I still feel for California politician Gary Condit who, by all accounts, was an honest and hard-working professional. Following the disappearance of one of his interns, he was quickly convicted, by the press, of murder. His career, finances and reputation were ruined. Trashed. The charge was led by Larry King and his posse of ‘crime experts’, and abetted by Vanity Fair, which allowed both Dominick Dunne and Judy Bachrach to absolutely skewer Condit. But the nail in his coffin was probably his decision to sit for what was an obscenely ridiculous interview with Connie Chung. Chung used the interview to revive a flat-lined career and was rewarded with her own show on CNN. We now know that Condit had nothing to do with the disappearance of the victim. Has anyone apologized to him?

Closer to home, there have been alarming signs of journalistic decline. CTV Vancouver, for example, recently showed post-event ‘footage’ of the scene of an incident, without bothering to tell viewers that what they were seeing was shot after the incident took place. The same station reported the urban myth that a well-wisher snuck a puppy into Vancouver General Hospital to present to the victim of a dog attack. And the Seattle networks have taken to luring viewers to their newscasts by referring to Vancouver news stories as ‘Northwest Stories’.

And all over North America, in the US in particular, what one looks like is way more important than what one is saying. Anchor make-up is thicker, hair is more helmet-like, the clothing budgets higher but, increasingly, what we’re seeing and hearing on television news is sensationalistic, maudlin and biased. Reporting the actual facts, and providing the required background, is just so secondary. That sends credibility out the window. As I’ve said before, no credibility, no viewers/readers/listeners. No audience, no advertisers. Bad journalism is bad business.

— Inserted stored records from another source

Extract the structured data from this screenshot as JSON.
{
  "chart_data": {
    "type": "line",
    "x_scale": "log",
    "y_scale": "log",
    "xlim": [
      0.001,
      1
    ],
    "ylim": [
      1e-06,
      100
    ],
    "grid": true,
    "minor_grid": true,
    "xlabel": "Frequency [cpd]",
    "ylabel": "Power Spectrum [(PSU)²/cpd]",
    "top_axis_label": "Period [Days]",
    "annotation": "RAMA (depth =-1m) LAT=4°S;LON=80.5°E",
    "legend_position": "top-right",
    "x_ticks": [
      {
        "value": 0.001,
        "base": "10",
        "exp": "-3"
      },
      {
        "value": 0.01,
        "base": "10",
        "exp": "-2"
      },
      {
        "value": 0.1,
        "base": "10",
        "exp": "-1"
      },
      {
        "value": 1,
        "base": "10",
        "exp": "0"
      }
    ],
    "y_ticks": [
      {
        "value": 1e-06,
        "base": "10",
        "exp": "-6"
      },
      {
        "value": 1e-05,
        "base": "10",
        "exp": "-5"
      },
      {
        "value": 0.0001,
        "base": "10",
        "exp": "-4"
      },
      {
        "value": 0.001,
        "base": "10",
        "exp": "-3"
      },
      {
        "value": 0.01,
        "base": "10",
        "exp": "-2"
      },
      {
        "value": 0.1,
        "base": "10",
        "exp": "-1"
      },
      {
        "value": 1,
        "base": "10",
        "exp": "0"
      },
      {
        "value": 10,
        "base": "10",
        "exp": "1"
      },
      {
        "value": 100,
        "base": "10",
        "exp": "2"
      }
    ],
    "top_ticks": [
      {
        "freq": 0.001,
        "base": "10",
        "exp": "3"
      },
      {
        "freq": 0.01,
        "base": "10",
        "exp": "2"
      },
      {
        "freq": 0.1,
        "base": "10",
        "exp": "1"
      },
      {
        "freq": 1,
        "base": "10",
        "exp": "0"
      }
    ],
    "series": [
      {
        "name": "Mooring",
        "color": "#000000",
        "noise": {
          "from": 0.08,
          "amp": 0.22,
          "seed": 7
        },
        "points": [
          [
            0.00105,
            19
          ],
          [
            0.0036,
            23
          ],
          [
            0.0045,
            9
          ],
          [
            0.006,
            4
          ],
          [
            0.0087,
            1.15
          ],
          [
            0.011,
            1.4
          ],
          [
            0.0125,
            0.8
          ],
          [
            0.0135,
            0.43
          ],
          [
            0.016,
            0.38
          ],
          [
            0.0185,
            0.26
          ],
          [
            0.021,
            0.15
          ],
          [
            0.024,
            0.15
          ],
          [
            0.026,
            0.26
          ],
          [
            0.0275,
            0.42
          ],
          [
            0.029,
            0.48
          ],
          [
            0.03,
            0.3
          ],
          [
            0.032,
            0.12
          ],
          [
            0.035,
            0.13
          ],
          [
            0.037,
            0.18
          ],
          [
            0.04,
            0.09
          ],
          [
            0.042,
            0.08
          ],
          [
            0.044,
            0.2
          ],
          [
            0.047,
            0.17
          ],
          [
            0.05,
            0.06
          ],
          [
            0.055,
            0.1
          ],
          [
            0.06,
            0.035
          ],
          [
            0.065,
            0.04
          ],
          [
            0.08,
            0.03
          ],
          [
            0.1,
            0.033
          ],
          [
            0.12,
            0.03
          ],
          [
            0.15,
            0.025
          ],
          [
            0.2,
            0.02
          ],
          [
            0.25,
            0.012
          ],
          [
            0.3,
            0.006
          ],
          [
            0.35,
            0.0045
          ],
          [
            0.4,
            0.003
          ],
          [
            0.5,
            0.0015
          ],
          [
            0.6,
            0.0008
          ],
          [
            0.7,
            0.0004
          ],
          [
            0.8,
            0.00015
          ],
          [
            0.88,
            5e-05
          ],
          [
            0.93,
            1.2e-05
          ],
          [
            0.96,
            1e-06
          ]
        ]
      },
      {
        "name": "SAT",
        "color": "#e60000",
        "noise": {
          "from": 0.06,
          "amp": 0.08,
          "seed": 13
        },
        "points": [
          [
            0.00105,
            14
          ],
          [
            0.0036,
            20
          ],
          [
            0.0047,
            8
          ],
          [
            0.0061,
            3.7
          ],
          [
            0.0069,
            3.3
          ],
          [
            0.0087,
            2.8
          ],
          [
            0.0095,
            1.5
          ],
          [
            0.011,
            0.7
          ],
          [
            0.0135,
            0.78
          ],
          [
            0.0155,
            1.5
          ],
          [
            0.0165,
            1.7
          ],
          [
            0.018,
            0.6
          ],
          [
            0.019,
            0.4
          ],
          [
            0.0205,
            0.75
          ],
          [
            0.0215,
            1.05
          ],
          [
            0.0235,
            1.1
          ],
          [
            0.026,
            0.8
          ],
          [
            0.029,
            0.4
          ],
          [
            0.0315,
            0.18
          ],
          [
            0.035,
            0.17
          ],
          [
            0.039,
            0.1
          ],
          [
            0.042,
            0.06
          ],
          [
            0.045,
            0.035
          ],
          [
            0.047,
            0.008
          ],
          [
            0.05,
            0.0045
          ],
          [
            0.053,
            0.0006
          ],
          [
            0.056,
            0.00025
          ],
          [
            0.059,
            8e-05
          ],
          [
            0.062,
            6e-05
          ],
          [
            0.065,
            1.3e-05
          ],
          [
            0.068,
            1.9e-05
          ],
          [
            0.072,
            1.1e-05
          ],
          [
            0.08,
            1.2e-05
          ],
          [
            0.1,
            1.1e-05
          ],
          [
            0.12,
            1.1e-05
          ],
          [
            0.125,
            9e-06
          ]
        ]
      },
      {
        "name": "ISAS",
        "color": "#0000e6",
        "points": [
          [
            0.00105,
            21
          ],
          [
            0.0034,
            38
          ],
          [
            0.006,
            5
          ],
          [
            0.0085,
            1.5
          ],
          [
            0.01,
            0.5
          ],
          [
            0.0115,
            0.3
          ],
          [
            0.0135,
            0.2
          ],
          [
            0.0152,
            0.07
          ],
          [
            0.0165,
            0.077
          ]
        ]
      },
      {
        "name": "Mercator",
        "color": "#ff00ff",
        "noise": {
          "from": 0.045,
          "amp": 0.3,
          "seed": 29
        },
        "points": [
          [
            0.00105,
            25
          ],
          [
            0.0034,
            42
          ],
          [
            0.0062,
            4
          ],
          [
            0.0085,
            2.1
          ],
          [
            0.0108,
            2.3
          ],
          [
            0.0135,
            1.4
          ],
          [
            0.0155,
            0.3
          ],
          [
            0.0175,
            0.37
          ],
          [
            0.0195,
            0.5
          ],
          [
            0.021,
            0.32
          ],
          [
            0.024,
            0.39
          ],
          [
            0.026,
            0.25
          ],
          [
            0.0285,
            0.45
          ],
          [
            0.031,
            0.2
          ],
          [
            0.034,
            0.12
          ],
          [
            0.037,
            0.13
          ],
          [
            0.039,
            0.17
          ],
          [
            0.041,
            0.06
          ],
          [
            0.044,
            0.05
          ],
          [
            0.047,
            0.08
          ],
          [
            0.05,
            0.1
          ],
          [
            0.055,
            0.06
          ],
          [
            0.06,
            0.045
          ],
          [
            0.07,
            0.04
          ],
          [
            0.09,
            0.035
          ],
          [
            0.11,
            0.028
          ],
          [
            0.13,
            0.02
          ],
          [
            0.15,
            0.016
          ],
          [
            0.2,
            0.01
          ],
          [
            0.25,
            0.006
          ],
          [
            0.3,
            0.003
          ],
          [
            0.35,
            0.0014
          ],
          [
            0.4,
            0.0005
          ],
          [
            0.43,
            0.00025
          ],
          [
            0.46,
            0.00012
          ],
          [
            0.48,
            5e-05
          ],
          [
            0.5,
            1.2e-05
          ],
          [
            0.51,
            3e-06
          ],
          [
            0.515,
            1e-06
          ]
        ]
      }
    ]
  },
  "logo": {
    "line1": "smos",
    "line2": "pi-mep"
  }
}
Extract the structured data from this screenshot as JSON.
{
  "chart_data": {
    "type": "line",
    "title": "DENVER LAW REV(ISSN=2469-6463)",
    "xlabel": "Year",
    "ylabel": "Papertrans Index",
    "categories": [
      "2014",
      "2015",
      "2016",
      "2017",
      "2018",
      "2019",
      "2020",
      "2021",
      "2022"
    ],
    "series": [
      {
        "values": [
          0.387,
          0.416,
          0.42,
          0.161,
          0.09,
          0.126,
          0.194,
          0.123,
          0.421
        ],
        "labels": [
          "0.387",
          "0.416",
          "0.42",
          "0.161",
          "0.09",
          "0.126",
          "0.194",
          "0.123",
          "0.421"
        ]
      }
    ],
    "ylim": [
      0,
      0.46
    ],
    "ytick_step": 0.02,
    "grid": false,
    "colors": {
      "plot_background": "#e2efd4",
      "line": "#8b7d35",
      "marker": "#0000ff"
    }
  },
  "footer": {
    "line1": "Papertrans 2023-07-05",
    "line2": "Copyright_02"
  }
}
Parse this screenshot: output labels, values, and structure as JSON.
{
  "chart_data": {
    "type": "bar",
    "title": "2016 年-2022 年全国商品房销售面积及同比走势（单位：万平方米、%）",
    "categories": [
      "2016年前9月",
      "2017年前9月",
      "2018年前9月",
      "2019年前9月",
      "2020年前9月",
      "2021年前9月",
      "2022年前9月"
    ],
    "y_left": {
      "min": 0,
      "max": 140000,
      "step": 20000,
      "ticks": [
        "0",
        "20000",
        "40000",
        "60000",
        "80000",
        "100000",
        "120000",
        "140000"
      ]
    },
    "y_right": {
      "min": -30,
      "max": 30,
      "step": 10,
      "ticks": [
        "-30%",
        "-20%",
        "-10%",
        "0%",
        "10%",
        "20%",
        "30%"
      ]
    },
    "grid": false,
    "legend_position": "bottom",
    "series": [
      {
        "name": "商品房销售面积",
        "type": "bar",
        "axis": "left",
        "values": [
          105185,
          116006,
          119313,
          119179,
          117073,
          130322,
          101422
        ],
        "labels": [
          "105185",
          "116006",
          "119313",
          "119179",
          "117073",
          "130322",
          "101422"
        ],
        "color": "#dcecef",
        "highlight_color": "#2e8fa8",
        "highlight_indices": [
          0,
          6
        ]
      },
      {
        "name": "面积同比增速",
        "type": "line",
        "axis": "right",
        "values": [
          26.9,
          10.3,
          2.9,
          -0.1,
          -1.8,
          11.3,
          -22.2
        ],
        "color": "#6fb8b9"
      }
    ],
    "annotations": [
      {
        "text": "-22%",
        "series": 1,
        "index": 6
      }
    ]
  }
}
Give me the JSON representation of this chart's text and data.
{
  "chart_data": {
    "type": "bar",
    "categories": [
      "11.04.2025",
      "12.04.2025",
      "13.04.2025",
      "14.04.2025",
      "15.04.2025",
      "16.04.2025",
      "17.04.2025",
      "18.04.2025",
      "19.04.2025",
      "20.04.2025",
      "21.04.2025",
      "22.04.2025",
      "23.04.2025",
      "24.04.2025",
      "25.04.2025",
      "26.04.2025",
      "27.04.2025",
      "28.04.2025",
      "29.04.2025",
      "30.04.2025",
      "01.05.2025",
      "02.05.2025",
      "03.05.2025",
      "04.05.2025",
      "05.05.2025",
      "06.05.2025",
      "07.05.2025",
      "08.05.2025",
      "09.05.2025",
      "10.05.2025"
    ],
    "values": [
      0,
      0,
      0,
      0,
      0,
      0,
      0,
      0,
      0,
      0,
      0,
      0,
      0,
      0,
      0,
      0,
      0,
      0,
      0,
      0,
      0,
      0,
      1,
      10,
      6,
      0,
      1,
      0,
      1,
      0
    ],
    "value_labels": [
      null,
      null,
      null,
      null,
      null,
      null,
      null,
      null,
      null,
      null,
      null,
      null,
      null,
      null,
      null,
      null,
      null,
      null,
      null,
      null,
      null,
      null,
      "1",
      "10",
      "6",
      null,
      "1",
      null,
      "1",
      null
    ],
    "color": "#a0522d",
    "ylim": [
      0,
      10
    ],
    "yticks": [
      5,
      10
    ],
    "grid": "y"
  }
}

The best journalists are always, and have always been, people who couldn’t wait to get out of high school before beginning to investigate the world—if they even bothered to finish high school. And there is no doubt that ‘journalism school’ is a colossal waste of time and money. People cannot be taught how to write well. People cannot be taught to be succinctly articulate, or to simultaneously think broadly and in terms of detail. People cannot be taught to develop instinct and curiosity. They cannot be taught to acquire integrity, discretion and love for the truth. People can only be taught the rules. And it’s increasingly obvious that people cannot be taught to remember, or care about, those rules.